The first-of-its-kind study, by the University of Lincoln and the University of Bristol, found queries to the government’s forced marriage unit dramatically decreased from 1,507 inquiries in 2018 to 337 in 2021.
But experts told The Independent the “alarming” fall was caused by Covid restrictions and victims, relatives, lawyers, teachers, social workers and others working for public agencies being less likely to report to the unit during the pandemic.
Aisha K Gill, who co-authored the report alongside Professor Sundari Anitha, said the “steady use of” the orders demonstrates forced marriage has not gone away and warned it was not an issue that can be eliminated “overnight”.
One case involved a 20-year-old Saudi woman, who grew up in the UK, who was tricked into moving back in with her parents after she told them she was in a relationship with a woman.
She later eavesdropped on a conversation in which they revealed plans to make her travel back to Saudi Arabia where she would be married off.
“Her father choked her unconscious repeatedly whilst performing exorcisms to rid her of ‘demons’ and she was forced to drink and bathe in ‘holy water’,” the report states.
“With the help of her girlfriend, she escaped and applied for a forced marriage protection order (FMPO) and eventually managed to be housed safely in a secret location. Today she is rebuilding a life with her girlfriend.”
FMPOs are civil injunctions intended to stop forced marriages issued by family courts. Legislation that made it illegal to force someone into marriage in England and Wales was introduced in 2014 and anyone found guilty of doing so can be imprisoned for up to seven years.
Another case saw parents try to force their 17-year-old daughter into marriage after she was raped because they said the sexual violence brought shame on the family. They said the marriage was a way to tackle this.
The girl, who was from India but lived in the UK, pushed back against the marriage but finally bowed to pressure and consented to an engagement.
However, as the marriage grew closer she contacted the police and a FMPO was issued enabling her to move out of her family home to secure accommodation.
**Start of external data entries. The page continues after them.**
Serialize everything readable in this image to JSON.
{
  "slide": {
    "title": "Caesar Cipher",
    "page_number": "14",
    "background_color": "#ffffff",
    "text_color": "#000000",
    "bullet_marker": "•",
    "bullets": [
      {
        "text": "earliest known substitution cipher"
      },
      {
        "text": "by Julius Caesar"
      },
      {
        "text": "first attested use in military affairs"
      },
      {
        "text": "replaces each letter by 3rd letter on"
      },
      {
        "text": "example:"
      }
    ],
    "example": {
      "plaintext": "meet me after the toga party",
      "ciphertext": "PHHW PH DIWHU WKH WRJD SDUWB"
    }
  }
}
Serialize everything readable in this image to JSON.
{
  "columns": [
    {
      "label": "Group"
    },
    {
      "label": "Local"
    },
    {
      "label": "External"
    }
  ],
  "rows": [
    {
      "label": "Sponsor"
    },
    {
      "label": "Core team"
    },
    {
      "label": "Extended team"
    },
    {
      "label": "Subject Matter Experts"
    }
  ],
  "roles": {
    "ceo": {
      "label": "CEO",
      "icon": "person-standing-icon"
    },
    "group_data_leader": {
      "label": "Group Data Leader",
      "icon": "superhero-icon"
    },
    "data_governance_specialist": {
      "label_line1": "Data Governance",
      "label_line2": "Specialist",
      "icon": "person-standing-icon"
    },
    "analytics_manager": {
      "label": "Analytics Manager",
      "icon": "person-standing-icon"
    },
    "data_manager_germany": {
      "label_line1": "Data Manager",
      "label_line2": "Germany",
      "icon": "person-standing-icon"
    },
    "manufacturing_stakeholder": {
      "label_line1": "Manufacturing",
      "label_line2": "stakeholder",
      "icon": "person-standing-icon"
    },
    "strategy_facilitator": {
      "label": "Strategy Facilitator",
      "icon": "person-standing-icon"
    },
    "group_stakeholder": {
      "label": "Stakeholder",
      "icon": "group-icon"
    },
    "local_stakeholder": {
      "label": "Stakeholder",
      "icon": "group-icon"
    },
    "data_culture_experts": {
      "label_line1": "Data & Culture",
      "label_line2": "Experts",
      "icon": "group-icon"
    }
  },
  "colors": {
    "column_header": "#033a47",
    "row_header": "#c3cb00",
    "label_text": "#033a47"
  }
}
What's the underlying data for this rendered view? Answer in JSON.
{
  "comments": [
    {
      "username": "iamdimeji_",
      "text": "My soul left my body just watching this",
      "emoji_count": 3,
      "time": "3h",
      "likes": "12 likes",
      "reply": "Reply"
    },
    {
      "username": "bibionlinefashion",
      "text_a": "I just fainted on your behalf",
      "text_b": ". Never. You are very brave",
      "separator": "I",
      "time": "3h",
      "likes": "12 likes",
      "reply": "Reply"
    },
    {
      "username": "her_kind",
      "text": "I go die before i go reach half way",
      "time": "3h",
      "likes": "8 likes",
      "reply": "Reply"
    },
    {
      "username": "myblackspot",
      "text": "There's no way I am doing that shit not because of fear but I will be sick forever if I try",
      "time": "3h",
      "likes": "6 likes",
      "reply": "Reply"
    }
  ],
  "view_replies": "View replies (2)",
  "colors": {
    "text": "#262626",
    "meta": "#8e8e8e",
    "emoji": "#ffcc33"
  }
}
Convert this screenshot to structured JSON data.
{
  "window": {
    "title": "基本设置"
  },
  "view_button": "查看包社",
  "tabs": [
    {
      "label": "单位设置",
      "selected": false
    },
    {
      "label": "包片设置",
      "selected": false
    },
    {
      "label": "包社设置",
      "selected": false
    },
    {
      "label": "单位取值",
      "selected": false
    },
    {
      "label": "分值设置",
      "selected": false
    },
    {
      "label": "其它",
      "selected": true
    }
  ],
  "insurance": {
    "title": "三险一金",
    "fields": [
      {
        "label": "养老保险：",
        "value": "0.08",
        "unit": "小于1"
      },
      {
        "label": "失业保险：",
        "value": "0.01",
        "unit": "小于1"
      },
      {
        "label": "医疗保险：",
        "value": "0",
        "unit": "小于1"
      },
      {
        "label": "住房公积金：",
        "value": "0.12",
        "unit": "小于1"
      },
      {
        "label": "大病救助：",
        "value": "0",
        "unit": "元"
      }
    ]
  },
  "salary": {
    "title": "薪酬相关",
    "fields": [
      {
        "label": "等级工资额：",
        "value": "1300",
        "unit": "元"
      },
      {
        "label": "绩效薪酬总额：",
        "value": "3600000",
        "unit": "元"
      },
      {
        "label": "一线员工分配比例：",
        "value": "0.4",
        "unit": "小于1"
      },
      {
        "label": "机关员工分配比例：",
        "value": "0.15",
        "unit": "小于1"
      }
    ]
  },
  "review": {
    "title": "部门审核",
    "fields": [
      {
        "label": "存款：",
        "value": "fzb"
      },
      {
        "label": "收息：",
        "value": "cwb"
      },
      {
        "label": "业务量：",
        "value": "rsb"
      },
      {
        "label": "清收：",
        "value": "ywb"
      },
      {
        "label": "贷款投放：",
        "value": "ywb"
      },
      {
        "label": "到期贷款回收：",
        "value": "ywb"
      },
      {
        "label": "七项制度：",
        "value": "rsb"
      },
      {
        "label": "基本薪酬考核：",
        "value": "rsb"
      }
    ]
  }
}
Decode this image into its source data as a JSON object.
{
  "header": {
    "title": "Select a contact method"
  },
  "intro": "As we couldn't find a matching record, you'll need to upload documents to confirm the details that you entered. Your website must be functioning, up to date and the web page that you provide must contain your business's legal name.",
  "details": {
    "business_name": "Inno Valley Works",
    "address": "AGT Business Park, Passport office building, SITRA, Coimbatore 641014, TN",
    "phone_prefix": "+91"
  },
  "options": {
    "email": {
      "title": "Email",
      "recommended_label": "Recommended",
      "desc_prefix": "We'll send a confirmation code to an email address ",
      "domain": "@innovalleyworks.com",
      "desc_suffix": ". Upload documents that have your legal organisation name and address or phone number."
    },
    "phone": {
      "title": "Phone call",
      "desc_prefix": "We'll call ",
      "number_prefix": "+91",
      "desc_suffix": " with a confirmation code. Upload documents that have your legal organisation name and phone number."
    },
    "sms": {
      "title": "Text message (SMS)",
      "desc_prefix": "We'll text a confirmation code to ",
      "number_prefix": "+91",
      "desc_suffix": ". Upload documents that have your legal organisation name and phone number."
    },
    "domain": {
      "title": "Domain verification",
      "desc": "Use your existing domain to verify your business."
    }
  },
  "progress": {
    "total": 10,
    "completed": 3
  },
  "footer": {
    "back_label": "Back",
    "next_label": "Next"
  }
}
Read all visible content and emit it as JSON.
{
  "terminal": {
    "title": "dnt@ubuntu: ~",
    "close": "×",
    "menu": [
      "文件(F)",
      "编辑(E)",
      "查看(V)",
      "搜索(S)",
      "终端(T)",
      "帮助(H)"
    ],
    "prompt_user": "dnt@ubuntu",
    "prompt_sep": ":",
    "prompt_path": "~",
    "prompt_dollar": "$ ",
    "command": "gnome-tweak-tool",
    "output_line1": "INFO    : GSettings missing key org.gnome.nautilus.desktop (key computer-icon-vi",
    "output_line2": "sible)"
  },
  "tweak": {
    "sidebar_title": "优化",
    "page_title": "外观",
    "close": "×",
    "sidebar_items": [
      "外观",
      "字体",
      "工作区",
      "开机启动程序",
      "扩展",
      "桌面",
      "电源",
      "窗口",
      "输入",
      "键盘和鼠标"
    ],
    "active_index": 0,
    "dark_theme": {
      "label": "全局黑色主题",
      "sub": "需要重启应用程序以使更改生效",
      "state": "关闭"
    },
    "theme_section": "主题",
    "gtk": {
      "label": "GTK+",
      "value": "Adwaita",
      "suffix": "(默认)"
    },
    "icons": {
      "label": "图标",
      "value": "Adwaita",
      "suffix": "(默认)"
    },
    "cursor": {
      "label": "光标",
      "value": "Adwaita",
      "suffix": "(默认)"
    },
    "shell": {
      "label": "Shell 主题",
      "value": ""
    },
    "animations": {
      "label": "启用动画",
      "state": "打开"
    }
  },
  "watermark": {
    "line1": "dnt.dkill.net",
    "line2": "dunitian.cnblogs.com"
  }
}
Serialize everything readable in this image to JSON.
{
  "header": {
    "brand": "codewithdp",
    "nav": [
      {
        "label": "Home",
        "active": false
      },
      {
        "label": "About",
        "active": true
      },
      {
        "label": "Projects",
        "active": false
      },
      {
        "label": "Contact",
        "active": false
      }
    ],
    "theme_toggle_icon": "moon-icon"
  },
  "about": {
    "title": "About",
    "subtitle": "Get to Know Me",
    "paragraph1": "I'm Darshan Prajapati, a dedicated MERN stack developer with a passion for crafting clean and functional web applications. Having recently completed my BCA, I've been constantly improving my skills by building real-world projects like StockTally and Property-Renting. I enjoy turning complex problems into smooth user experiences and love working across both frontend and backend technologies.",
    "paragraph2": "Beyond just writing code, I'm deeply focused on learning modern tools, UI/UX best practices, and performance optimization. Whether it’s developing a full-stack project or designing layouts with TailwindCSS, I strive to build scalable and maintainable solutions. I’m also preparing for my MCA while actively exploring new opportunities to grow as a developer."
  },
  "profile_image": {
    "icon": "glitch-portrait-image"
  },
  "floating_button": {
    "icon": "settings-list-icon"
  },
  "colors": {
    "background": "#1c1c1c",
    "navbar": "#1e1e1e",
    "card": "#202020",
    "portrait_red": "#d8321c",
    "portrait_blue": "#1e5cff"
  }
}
Another woman, aged 28 and who had recently moved to the UK from India with her family, told researchers how she was hit by her parents and made to do household chores and caring duties when she was just nine years old. Later, when she was 16, she was told she would be married off instead of going to college.
“He wanted me to be there just to cook and clean and look after the kids. They had been talking about my marriage to someone in India for some time,” she said.
Researchers also cited the example of a 21-year-old Somali man living in London who had managed to get his parents’ begrudging approval to marry his Somali girlfriend.
However, they later changed their minds, saying they disapproved of his wife’s clothing and the fact she smoked. The young man was lured back to Somalia under the false pretence that his grandmother was unwell but when he arrived, he was detained in a so-called cultural rehabilitation centre.
Once inside the centre, his parents tried to coerce him into divorcing his wife and force him to instead marry a woman they chose.
Recounting the ordeal in a police statement, he said that four men came “as if to ambush me”, adding that “a big guy grabbed me and lifted me up, they chained my legs together, close around my ankles. One chain was around my arms. They put me on a chair”.
He continued: “My mum said, ‘I know what you get up to in London – smoking and drinking. Until you stop all this you are not coming out of this centre’”.
The man noted his “mum was watching all of this”, which made it “hard to deal with”, adding he was in chains during the first week in the centre.
While he attempted to escape the centre, his wife notified the police and they gained a FMPO that demanded the man’s parents return their son to the UK.